Trivial benchmarking on linux

Mon Mar 9 11:28:06 PDT 2009

Inspired by recent benchmarking posts, I decided to do a little, too.

I decided to compare looping up and looping down.

void main(char[][] args)
{
     auto count = to!(long)(args[1]);
     for(long i = 0; i < count; i++)  { /* do nothing */ }
}

I wanted to know if it makes a difference if the loop counts backwards, 
so the other program had the following line instead:

     for(long i = count; i > 0; --i)

So I compiled:

$ dmd loop.d
$ dmd loopv.d

Here I stored the program name for later use before running the 
benchmark (real handy because you probably end up with several versions 
of your program):

$ p=loop
$ rm -f $p.bench;for a in {1..30} ; do
 >   (time $p 100000000) 2>> $p.bench ; done

To test the other program, I changed p to the other program's name, and 
then I simply pressed up-arrow so I got back the long command doing the 
benchmarking.

To see the best result of the 30 test runs, I wrote:

$ grep real loop.bench | sort | head -1
real	0m0.337s
$ grep real loopv.bench | sort | head -1
real	0m0.316s

As I expected, counting backwards was faster, but not as much as I 
expected.

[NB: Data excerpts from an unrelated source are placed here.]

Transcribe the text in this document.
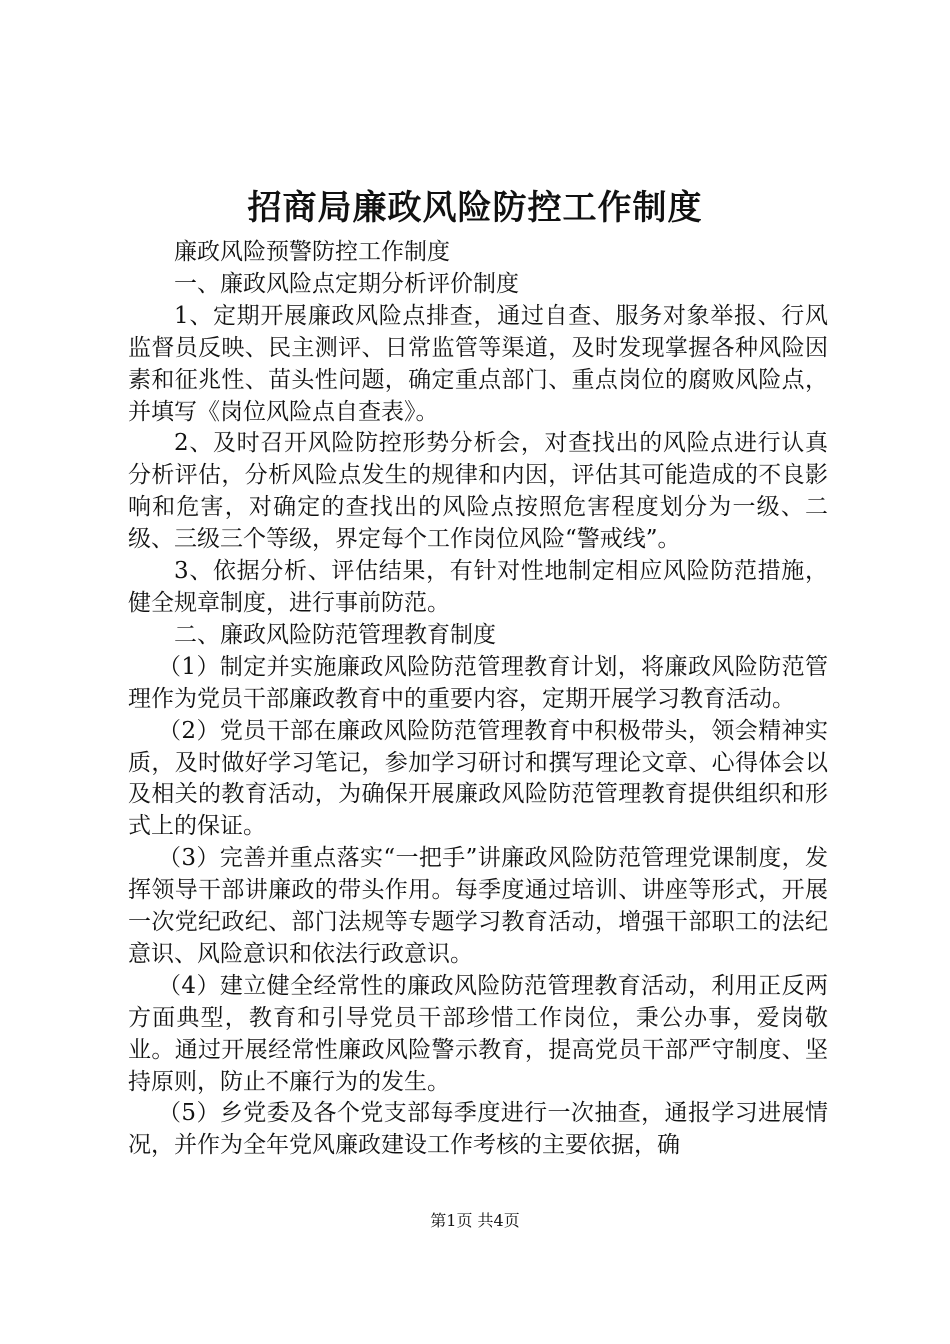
招商局廉政风险防控工作制度

廉政风险预警防控工作制度

一、廉政风险点定期分析评价制度

1、定期开展廉政风险点排查，通过自查、服务对象举报、行风监督员反映、民主测评、日常监管等渠道，及时发现掌握各种风险因素和征兆性、苗头性问题，确定重点部门、重点岗位的腐败风险点，并填写《岗位风险点自查表》。

2、及时召开风险防控形势分析会，对查找出的风险点进行认真分析评估，分析风险点发生的规律和内因，评估其可能造成的不良影响和危害，对确定的查找出的风险点按照危害程度划分为一级、二级、三级三个等级，界定每个工作岗位风险“警戒线”。

3、依据分析、评估结果，有针对性地制定相应风险防范措施，健全规章制度，进行事前防范。

二、廉政风险防范管理教育制度

（1）制定并实施廉政风险防范管理教育计划，将廉政风险防范管理作为党员干部廉政教育中的重要内容，定期开展学习教育活动。

（2）党员干部在廉政风险防范管理教育中积极带头，领会精神实质，及时做好学习笔记，参加学习研讨和撰写理论文章、心得体会以及相关的教育活动，为确保开展廉政风险防范管理教育提供组织和形式上的保证。

（3）完善并重点落实“一把手”讲廉政风险防范管理党课制度，发挥领导干部讲廉政的带头作用。每季度通过培训、讲座等形式，开展一次党纪政纪、部门法规等专题学习教育活动，增强干部职工的法纪意识、风险意识和依法行政意识。

（4）建立健全经常性的廉政风险防范管理教育活动，利用正反两方面典型，教育和引导党员干部珍惜工作岗位，秉公办事，爱岗敬业。通过开展经常性廉政风险警示教育，提高党员干部严守制度、坚持原则，防止不廉行为的发生。

（5）乡党委及各个党支部每季度进行一次抽查，通报学习进展情况，并作为全年党风廉政建设工作考核的主要依据，确

第1页 共4页
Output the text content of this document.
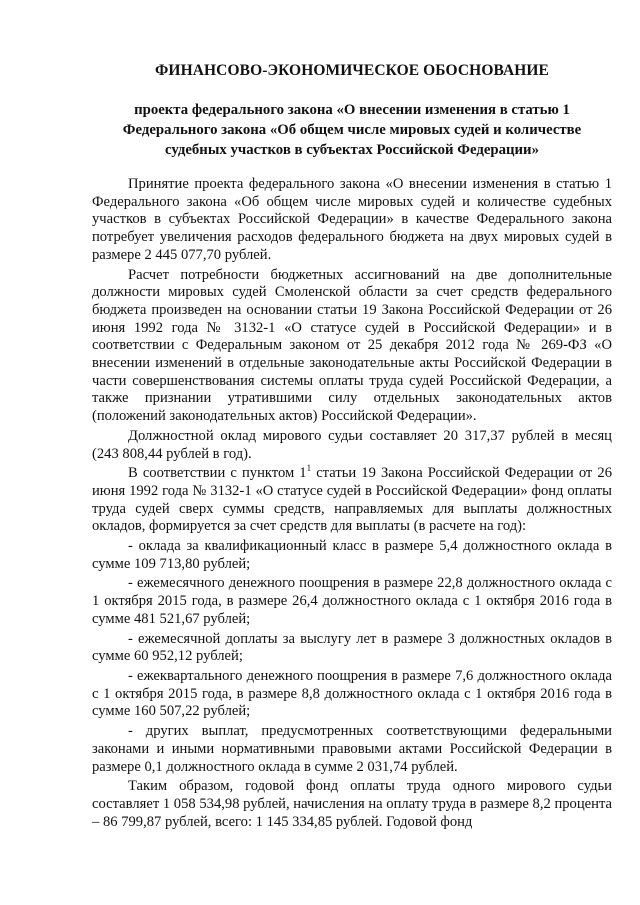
ФИНАНСОВО-ЭКОНОМИЧЕСКОЕ ОБОСНОВАНИЕ
проекта федерального закона «О внесении изменения в статью 1
Федерального закона «Об общем числе мировых судей и количестве
судебных участков в субъектах Российской Федерации»

Принятие проекта федерального закона «О внесении изменения в статью 1 Федерального закона «Об общем числе мировых судей и количестве судебных участков в субъектах Российской Федерации» в качестве Федерального закона потребует увеличения расходов федерального бюджета на двух мировых судей в размере 2 445 077,70 рублей.

Расчет потребности бюджетных ассигнований на две дополнительные должности мировых судей Смоленской области за счет средств федерального бюджета произведен на основании статьи 19 Закона Российской Федерации от 26 июня 1992 года № 3132-1 «О статусе судей в Российской Федерации» и в соответствии с Федеральным законом от 25 декабря 2012 года № 269-ФЗ «О внесении изменений в отдельные законодательные акты Российской Федерации в части совершенствования системы оплаты труда судей Российской Федерации, а также признании утратившими силу отдельных законодательных актов (положений законодательных актов) Российской Федерации».

Должностной оклад мирового судьи составляет 20 317,37 рублей в месяц (243 808,44 рублей в год).

В соответствии с пунктом $1^1$ статьи 19 Закона Российской Федерации от 26 июня 1992 года № 3132-1 «О статусе судей в Российской Федерации» фонд оплаты труда судей сверх суммы средств, направляемых для выплаты должностных окладов, формируется за счет средств для выплаты (в расчете на год):

- оклада за квалификационный класс в размере 5,4 должностного оклада в сумме 109 713,80 рублей;

- ежемесячного денежного поощрения в размере 22,8 должностного оклада с 1 октября 2015 года, в размере 26,4 должностного оклада с 1 октября 2016 года в сумме 481 521,67 рублей;

- ежемесячной доплаты за выслугу лет в размере 3 должностных окладов в сумме 60 952,12 рублей;

- ежеквартального денежного поощрения в размере 7,6 должностного оклада с 1 октября 2015 года, в размере 8,8 должностного оклада с 1 октября 2016 года в сумме 160 507,22 рублей;

- других выплат, предусмотренных соответствующими федеральными законами и иными нормативными правовыми актами Российской Федерации в размере 0,1 должностного оклада в сумме 2 031,74 рублей.

Таким образом, годовой фонд оплаты труда одного мирового судьи составляет 1 058 534,98 рублей, начисления на оплату труда в размере 8,2 процента – 86 799,87 рублей, всего: 1 145 334,85 рублей. Годовой фонд
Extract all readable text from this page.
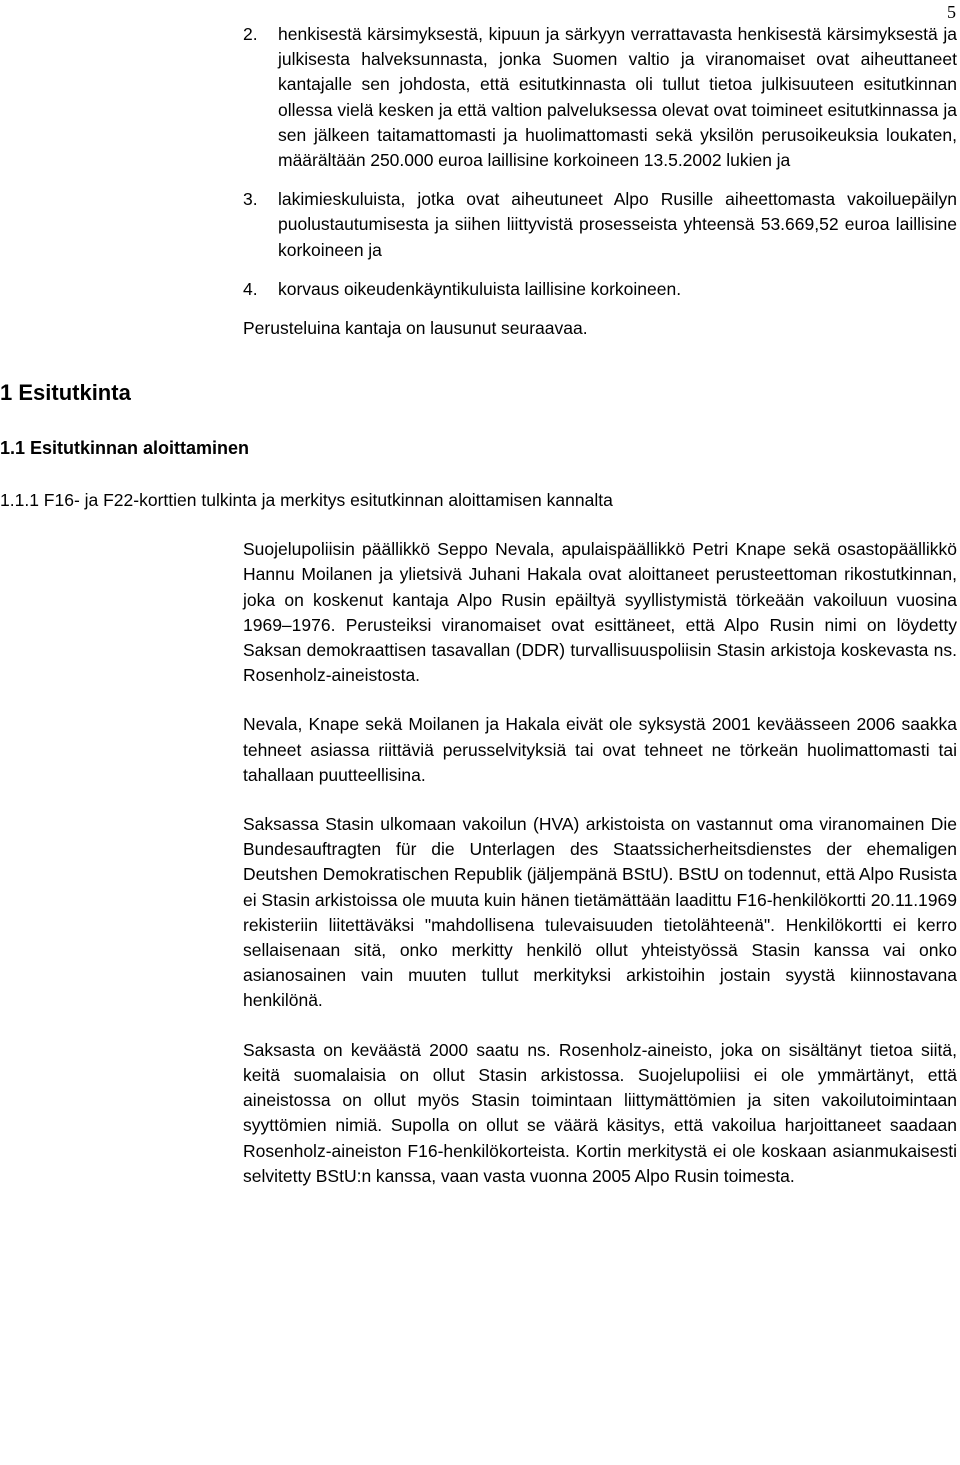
5
2. henkisestä kärsimyksestä, kipuun ja särkyyn verrattavasta henkisestä kärsimyksestä ja julkisesta halveksunnasta, jonka Suomen valtio ja viranomaiset ovat aiheuttaneet kantajalle sen johdosta, että esitutkinnasta oli tullut tietoa julkisuuteen esitutkinnan ollessa vielä kesken ja että valtion palveluksessa olevat ovat toimineet esitutkinnassa ja sen jälkeen taitamattomasti ja huolimattomasti sekä yksilön perusoikeuksia loukaten, määrältään 250.000 euroa laillisine korkoineen 13.5.2002 lukien ja
3. lakimieskuluista, jotka ovat aiheutuneet Alpo Rusille aiheettomasta vakoiluepäilyn puolustautumisesta ja siihen liittyvistä prosesseista yhteensä 53.669,52 euroa laillisine korkoineen ja
4. korvaus oikeudenkäyntikuluista laillisine korkoineen.

Perusteluina kantaja on lausunut seuraavaa.

1 Esitutkinta
1.1 Esitutkinnan aloittaminen
1.1.1 F16- ja F22-korttien tulkinta ja merkitys esitutkinnan aloittamisen kannalta

Suojelupoliisin päällikkö Seppo Nevala, apulaispäällikkö Petri Knape sekä osastopäällikkö Hannu Moilanen ja ylietsivä Juhani Hakala ovat aloittaneet perusteettoman rikostutkinnan, joka on koskenut kantaja Alpo Rusin epäiltyä syyllistymistä törkeään vakoiluun vuosina 1969–1976. Perusteiksi viranomaiset ovat esittäneet, että Alpo Rusin nimi on löydetty Saksan demokraattisen tasavallan (DDR) turvallisuuspoliisin Stasin arkistoja koskevasta ns. Rosenholz-aineistosta.

Nevala, Knape sekä Moilanen ja Hakala eivät ole syksystä 2001 keväässeen 2006 saakka tehneet asiassa riittäviä perusselvityksiä tai ovat tehneet ne törkeän huolimattomasti tai tahallaan puutteellisina.

Saksassa Stasin ulkomaan vakoilun (HVA) arkistoista on vastannut oma viranomainen Die Bundesauftragten für die Unterlagen des Staatssicherheitsdienstes der ehemaligen Deutshen Demokratischen Republik (jäljempänä BStU). BStU on todennut, että Alpo Rusista ei Stasin arkistoissa ole muuta kuin hänen tietämättään laadittu F16-henkilökortti 20.11.1969 rekisteriin liitettäväksi "mahdollisena tulevaisuuden tietolähteenä". Henkilökortti ei kerro sellaisenaan sitä, onko merkitty henkilö ollut yhteistyössä Stasin kanssa vai onko asianosainen vain muuten tullut merkityksi arkistoihin jostain syystä kiinnostavana henkilönä.

Saksasta on keväästä 2000 saatu ns. Rosenholz-aineisto, joka on sisältänyt tietoa siitä, keitä suomalaisia on ollut Stasin arkistossa. Suojelupoliisi ei ole ymmärtänyt, että aineistossa on ollut myös Stasin toimintaan liittymättömien ja siten vakoilutoimintaan syyttömien nimiä. Supolla on ollut se väärä käsitys, että vakoilua harjoittaneet saadaan Rosenholz-aineiston F16-henkilökorteista. Kortin merkitystä ei ole koskaan asianmukaisesti selvitetty BStU:n kanssa, vaan vasta vuonna 2005 Alpo Rusin toimesta.
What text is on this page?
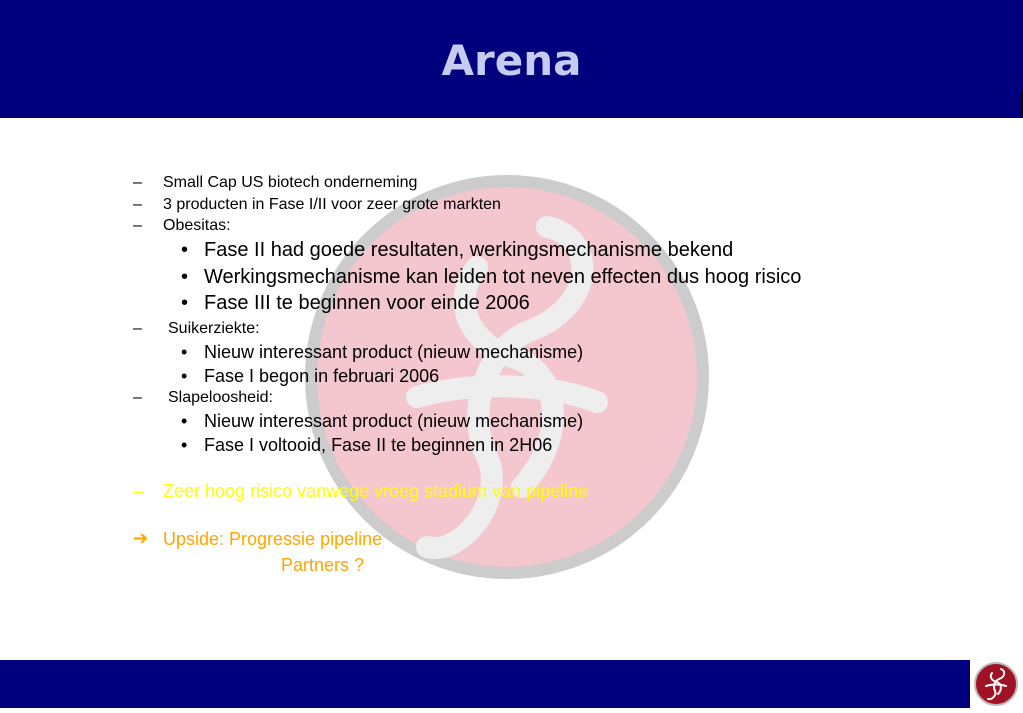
Arena
– Small Cap US biotech onderneming
– 3 producten in Fase I/II voor zeer grote markten
– Obesitas:
• Fase II had goede resultaten, werkingsmechanisme bekend
• Werkingsmechanisme kan leiden tot neven effecten dus hoog risico
• Fase III te beginnen voor einde 2006
– Suikerziekte:
• Nieuw interessant product (nieuw mechanisme)
• Fase I begon in februari 2006
– Slapeloosheid:
• Nieuw interessant product (nieuw mechanisme)
• Fase I voltooid, Fase II te beginnen in 2H06
– Zeer hoog risico vanwege vroeg stadium van pipeline
➔ Upside: Progressie pipeline
Partners ?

I also did the same benchmark but with the for-loop counting 
10x longer, and got similar results.

Then I got curious as to what the difference between these programs 
really was, and decided to take a look:

$ objdump -d loop.o > loop.asm
$ objdump -d loopv.o > loopv.asm
$ diff loop.asm loopv.asm

35,54c35,48
<   29:	89 45 f0             	mov    %eax,-0x10(%ebp)
<   2c:	89 55 f4             	mov    %edx,-0xc(%ebp)
<   2f:	c7 45 f8 00 00 00 00 	movl   $0x0,-0x8(%ebp)
<   36:	c7 45 fc 00 00 00 00 	movl   $0x0,-0x4(%ebp)
<   3d:	8b 55 fc             	mov    -0x4(%ebp),%edx
<   40:	8b 45 f8             	mov    -0x8(%ebp),%eax
<   43:	3b 55 f4             	cmp    -0xc(%ebp),%edx
<   46:	7f 11                	jg     59 <_Dmain+0x59>
<   48:	7c 05                	jl     4f <_Dmain+0x4f>
<   4a:	3b 45 f0             	cmp    -0x10(%ebp),%eax
<   4d:	73 0a                	jae    59 <_Dmain+0x59>
<   4f:	83 45 f8 01          	addl   $0x1,-0x8(%ebp)
<   53:	83 55 fc 00          	adcl   $0x0,-0x4(%ebp)
<   57:	eb e4                	jmp    3d <_Dmain+0x3d>
<   59:	31 c0                	xor    %eax,%eax
<   5b:	c9                   	leave
<   5c:	c3                   	ret
<   5d:	90                   	nop
<   5e:	90                   	nop
<   5f:	90                   	nop
---
 >   29:	89 45 f8             	mov    %eax,-0x8(%ebp)
 >   2c:	89 55 fc             	mov    %edx,-0x4(%ebp)
 >   2f:	83 7d fc 00          	cmpl   $0x0,-0x4(%ebp)
 >   33:	7c 12                	jl     47 <_Dmain+0x47>
 >   35:	7f 06                	jg     3d <_Dmain+0x3d>
 >   37:	83 7d f8 00          	cmpl   $0x0,-0x8(%ebp)
 >   3b:	76 0a                	jbe    47 <_Dmain+0x47>
 >   3d:	83 6d f8 01          	subl   $0x1,-0x8(%ebp)
 >   41:	83 5d fc 00          	sbbl   $0x0,-0x4(%ebp)
 >   45:	eb e8                	jmp    2f <_Dmain+0x2f>
 >   47:	31 c0                	xor    %eax,%eax
 >   49:	c9                   	leave
 >   4a:	c3                   	ret
 >   4b:	90                   	nop

One sees that they are quite different. (I bet Walter has some 
interesting commentary on this.)

Concluding remarks:

It is almost trivial to do such benchmarking on linux. Also, changing a 
program in just one place keeps the diff output small enough so that one 
can easily see what actually changes in the compiled program.

The program `objdump' is standard on linux. (One can also use the D 
utilities, but I happened to use objdump here.)